L’«Economist» lo dipinge avvolto in una «ragnatela di bugie». Una zuffa di propaganda, di accuse e insulti accompagna il tentativo degli investigatori di stabilire la verità sui fatti che hanno portato all’abbattimento dell’aereo malese, il 17 luglio scorso: un sacrificio che avrebbe ben potuto aprire gli occhi di tutti sull’enormità di quanto sta avvenendo tra i cieli e i campi di girasoli dell’Ucraina. Comprese le immagini che anche i media occidentali tendono a ignorare - l’obiettività fa le spese di questa guerra -, le vittime delle bombe di Kiev nei villaggi e nei sobborghi di Donetsk e di Lugansk.
Come se niente fosse, mentre ancora si cercano risposte tra i rottami di Grabovo altri aerei militari sono stati colpiti, mai si è smesso di sparare. E ora, come scriveva ieri il «Financial Times», emergono sempre più chiare le dimensioni e la sofisticatezza dell’arsenale che a poco a poco Mosca ha trasferito oltre confine, prendendo in contropiede la comunità internazionale.

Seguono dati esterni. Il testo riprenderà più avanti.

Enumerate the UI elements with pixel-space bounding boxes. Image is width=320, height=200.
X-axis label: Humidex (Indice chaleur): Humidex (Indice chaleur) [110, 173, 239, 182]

La strategia, ha detto al quotidiano britannico Jonathan Eyal, direttore del Royal United Services Institute, «non era creare un’organizzazione di guerriglieri. Né un movimento di resistenza. La Russia sta cercando di creare (in Ucraina, ndr) una vera forza militare».
Così, anche per un’Europa più preoccupata degli Stati Uniti di salvaguardare i propri legami con la Russia diventa sempre più difficile tirarsi indietro: le sanzioni verso cui si sta avviando Bruxelles possono colpire anche più duro di quelle americane. Allontanando da sé la Russia fino a un punto da cui sarà sempre più difficile tornare indietro.